Here’s where he stands on major issues, including abortion, the economy and the state of democracy.
Biden has pushed for Congress to restore abortion protections granted by Roe v. Wade, the landmark 1973 case that was overturned last year.
“I believe Roe v. Wade was the correct decision as a matter of constitutional law, an application of the fundamental right to privacy and liberty in matters of family and personal autonomy,” he said in remarks shortly after Roe was overturned.
Ahead of the midterm election, he campaigned on abortion access’ being on the ballot. But he admitted last year before party control of the House was clear that he did not expect Democrats to have enough votes to codify Roe.
His campaign has highlighted abortion rights, publishing an advertisement in August emphasizing Republicans’ praise of abortion restrictions and arguing that as long as the Biden-Harris administration remains in office, “decisions about your body will be made by you.”

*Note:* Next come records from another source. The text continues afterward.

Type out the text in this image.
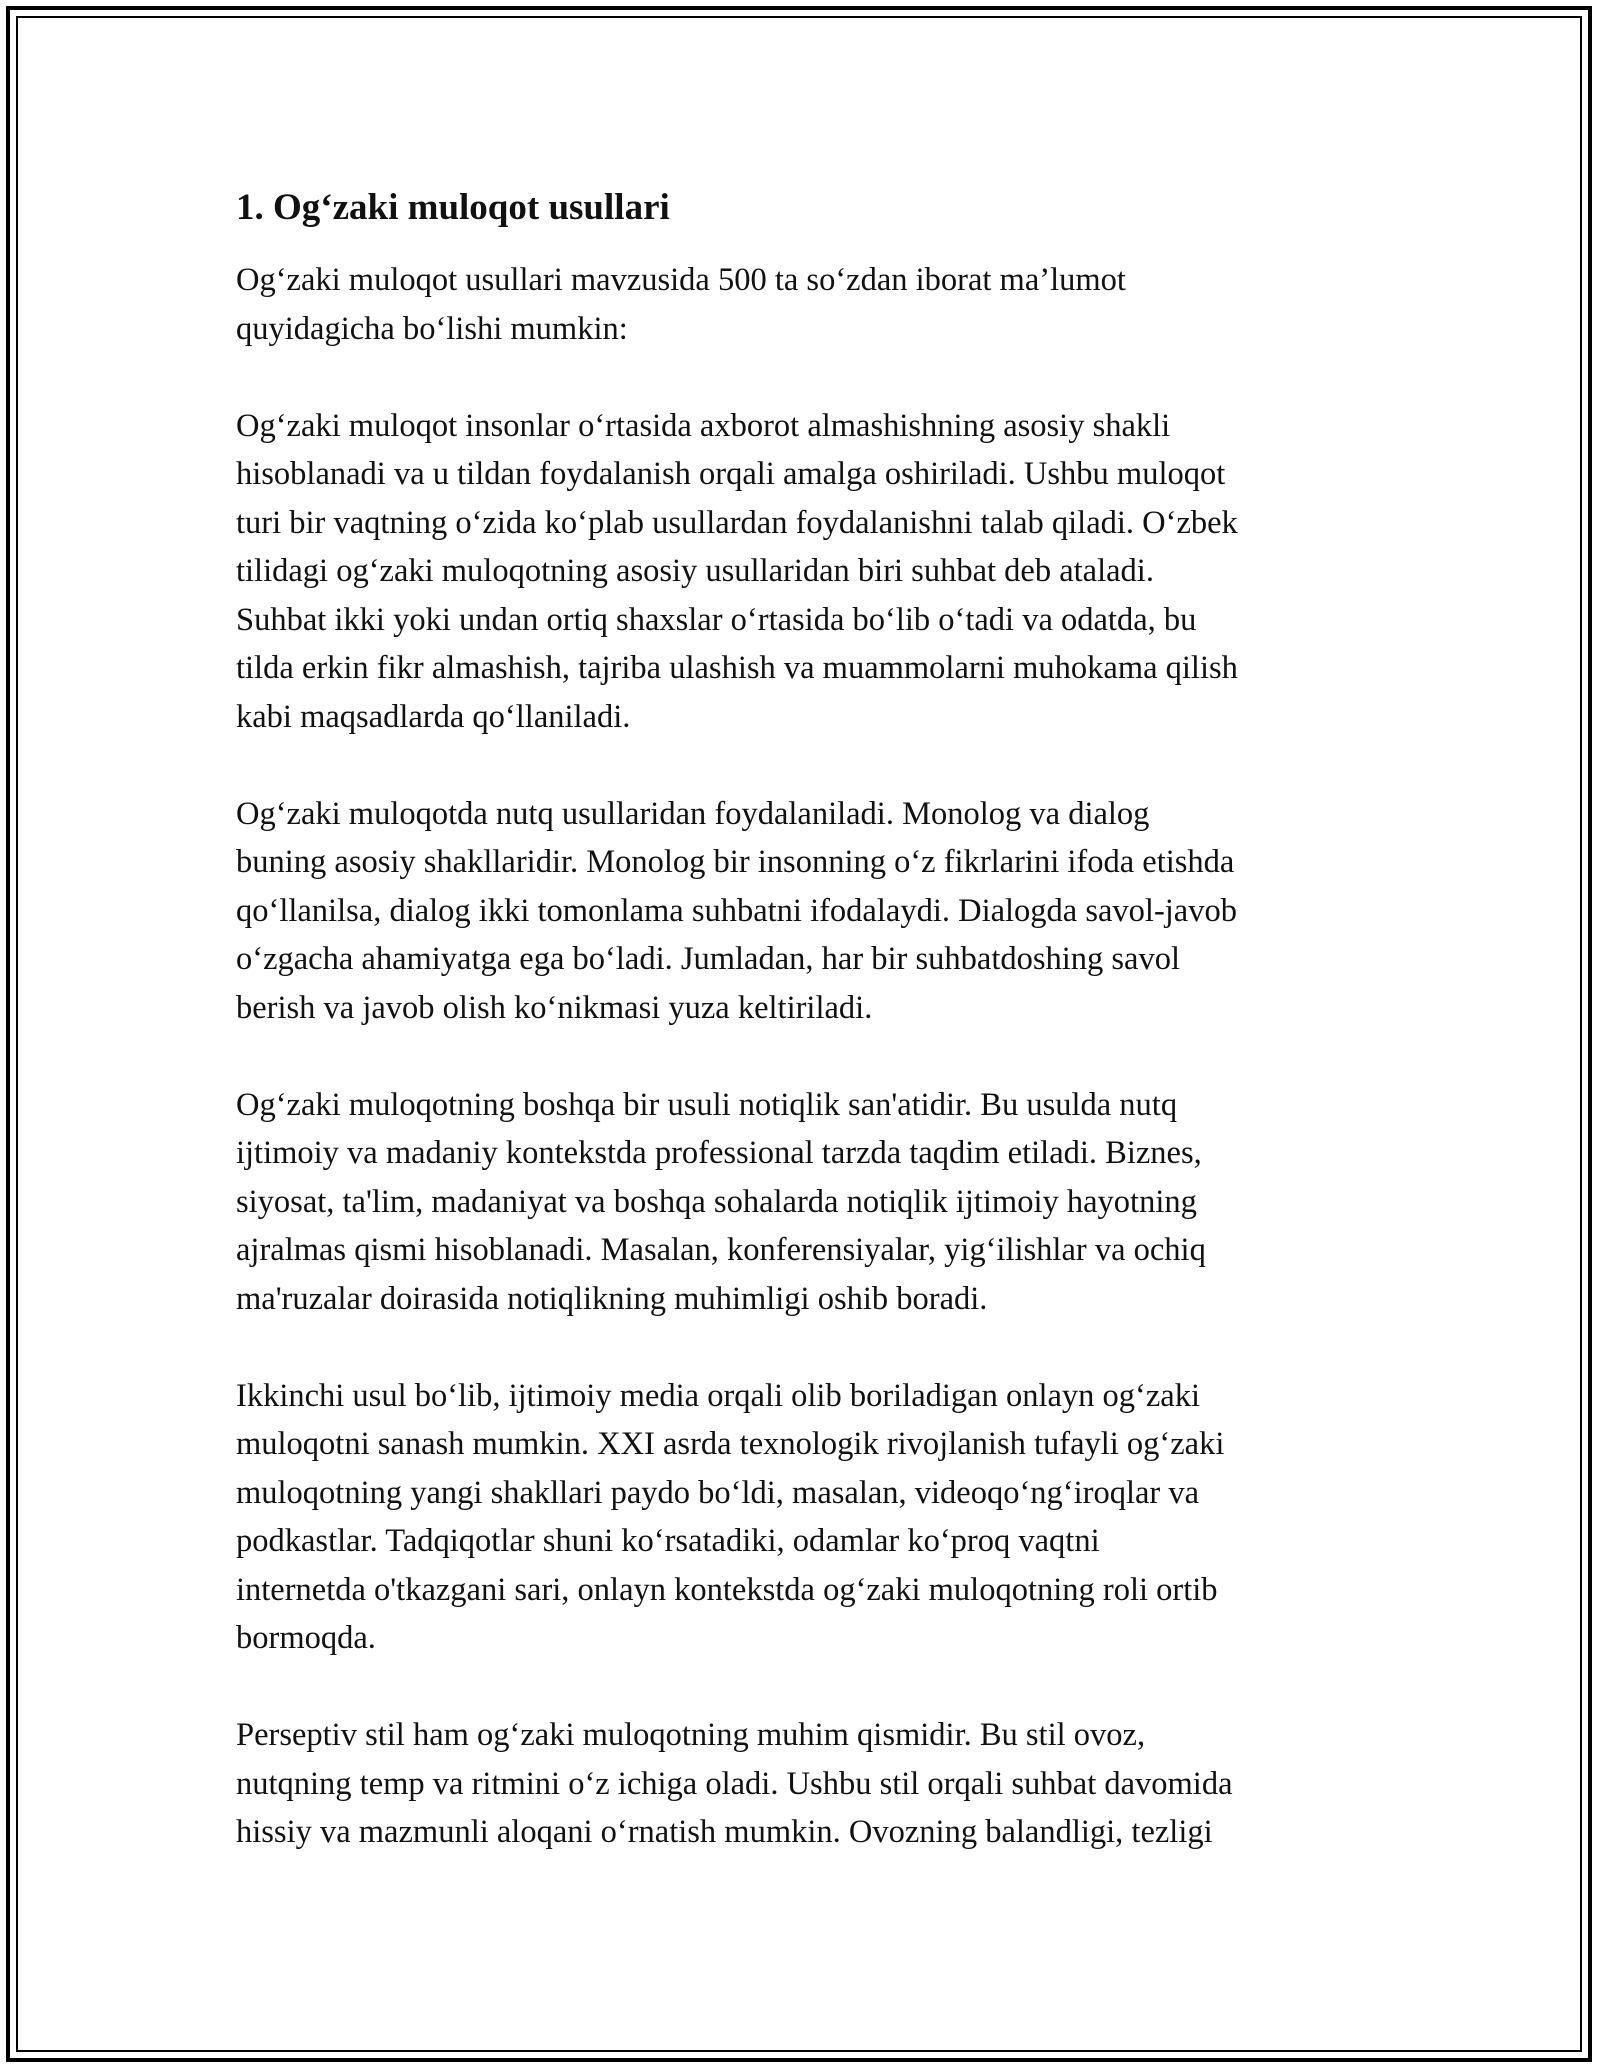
1. Og‘zaki muloqot usullari
Og‘zaki muloqot usullari mavzusida 500 ta so‘zdan iborat ma’lumot
quyidagicha bo‘lishi mumkin:
Og‘zaki muloqot insonlar o‘rtasida axborot almashishning asosiy shakli
hisoblanadi va u tildan foydalanish orqali amalga oshiriladi. Ushbu muloqot
turi bir vaqtning o‘zida ko‘plab usullardan foydalanishni talab qiladi. O‘zbek
tilidagi og‘zaki muloqotning asosiy usullaridan biri suhbat deb ataladi.
Suhbat ikki yoki undan ortiq shaxslar o‘rtasida bo‘lib o‘tadi va odatda, bu
tilda erkin fikr almashish, tajriba ulashish va muammolarni muhokama qilish
kabi maqsadlarda qo‘llaniladi.
Og‘zaki muloqotda nutq usullaridan foydalaniladi. Monolog va dialog
buning asosiy shakllaridir. Monolog bir insonning o‘z fikrlarini ifoda etishda
qo‘llanilsa, dialog ikki tomonlama suhbatni ifodalaydi. Dialogda savol-javob
o‘zgacha ahamiyatga ega bo‘ladi. Jumladan, har bir suhbatdoshing savol
berish va javob olish ko‘nikmasi yuza keltiriladi.
Og‘zaki muloqotning boshqa bir usuli notiqlik san'atidir. Bu usulda nutq
ijtimoiy va madaniy kontekstda professional tarzda taqdim etiladi. Biznes,
siyosat, ta'lim, madaniyat va boshqa sohalarda notiqlik ijtimoiy hayotning
ajralmas qismi hisoblanadi. Masalan, konferensiyalar, yig‘ilishlar va ochiq
ma'ruzalar doirasida notiqlikning muhimligi oshib boradi.
Ikkinchi usul bo‘lib, ijtimoiy media orqali olib boriladigan onlayn og‘zaki
muloqotni sanash mumkin. XXI asrda texnologik rivojlanish tufayli og‘zaki
muloqotning yangi shakllari paydo bo‘ldi, masalan, videoqo‘ng‘iroqlar va
podkastlar. Tadqiqotlar shuni ko‘rsatadiki, odamlar ko‘proq vaqtni
internetda o'tkazgani sari, onlayn kontekstda og‘zaki muloqotning roli ortib
bormoqda.
Perseptiv stil ham og‘zaki muloqotning muhim qismidir. Bu stil ovoz,
nutqning temp va ritmini o‘z ichiga oladi. Ushbu stil orqali suhbat davomida
hissiy va mazmunli aloqani o‘rnatish mumkin. Ovozning balandligi, tezligi
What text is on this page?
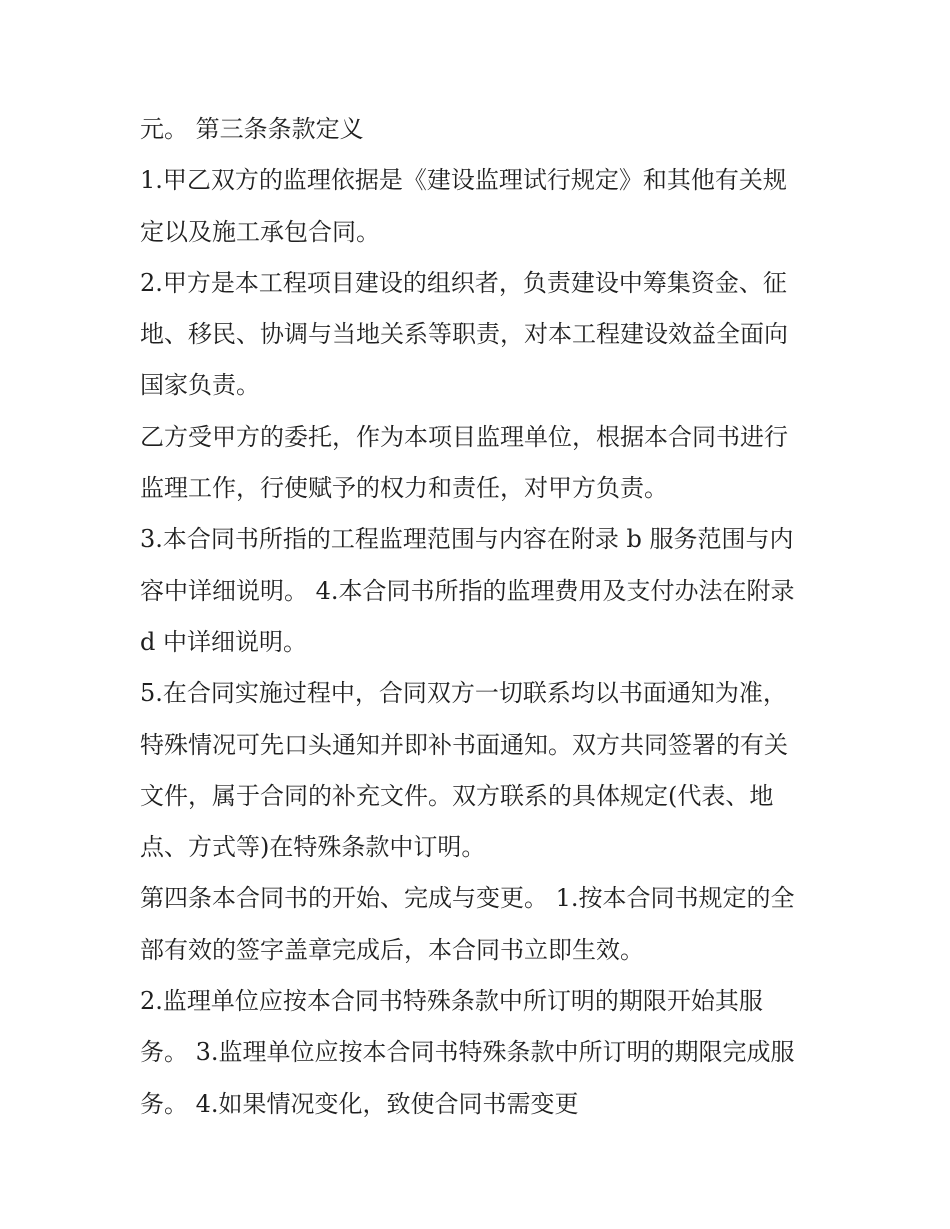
元。 第三条条款定义
1.甲乙双方的监理依据是《建设监理试行规定》和其他有关规
定以及施工承包合同。
2.甲方是本工程项目建设的组织者，负责建设中筹集资金、征
地、移民、协调与当地关系等职责，对本工程建设效益全面向
国家负责。
乙方受甲方的委托，作为本项目监理单位，根据本合同书进行
监理工作，行使赋予的权力和责任，对甲方负责。
3.本合同书所指的工程监理范围与内容在附录 b 服务范围与内
容中详细说明。 4.本合同书所指的监理费用及支付办法在附录
d 中详细说明。
5.在合同实施过程中，合同双方一切联系均以书面通知为准，
特殊情况可先口头通知并即补书面通知。双方共同签署的有关
文件，属于合同的补充文件。双方联系的具体规定(代表、地
点、方式等)在特殊条款中订明。
第四条本合同书的开始、完成与变更。 1.按本合同书规定的全
部有效的签字盖章完成后，本合同书立即生效。
2.监理单位应按本合同书特殊条款中所订明的期限开始其服
务。 3.监理单位应按本合同书特殊条款中所订明的期限完成服
务。 4.如果情况变化，致使合同书需变更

Biden’s philosophy about the economy can best be summed up by the phrase he often repeats in speeches: He wants to build it “from the middle out and the bottom up.”
The White House and the campaign have often highlighted the approach as “Bidenomics,” though the phrase has received mixed feedback.
When he touts his economic policy, he often points to the Inflation Reduction Act, the Bipartisan Infrastructure Law and the CHIPs and Science Act — all signature parts of his agenda that aimed to expand job opportunities, improve infrastructure projects and promote clean energy.
Biden has had to oversee U.S. policy toward two major wars: Russia’s invasion of Ukraine and the Israel-Hamas war.
He has been stalwart in publicly standing with both Ukraine and Israel, and he has pushed Congress to provide more funding for both U.S. allies.
He has also worked to improve sour relations with China, which spiraled after close aircraft encounters and a pause in military-to-military talks and after a Chinese spy balloon was discovered over the U.S.
In November, Biden met with Chinese President Xi Jinping and announced an agreement to reopen military-to-military talks and crack down on fentanyl trafficking.
But Biden also faced harsh criticism for his handling of the U.S. military’s withdrawal from Afghanistan.
State of democracy
Biden has said the 2017 white nationalist rally in Charlottesville, Virginia, inspired him to run for president and “ensure that hate has no safe harbor in America.”
Since that fateful rally, Biden has called out the MAGA movement and former President Donald Trump as threats to democracy.
“This MAGA threat is a threat to the brick and mortar of our democratic institutions,” Biden said in a speech in September. “It’s also a threat to the character of our nation that gives our Constitution life, that binds us together as Americans, a common cause.”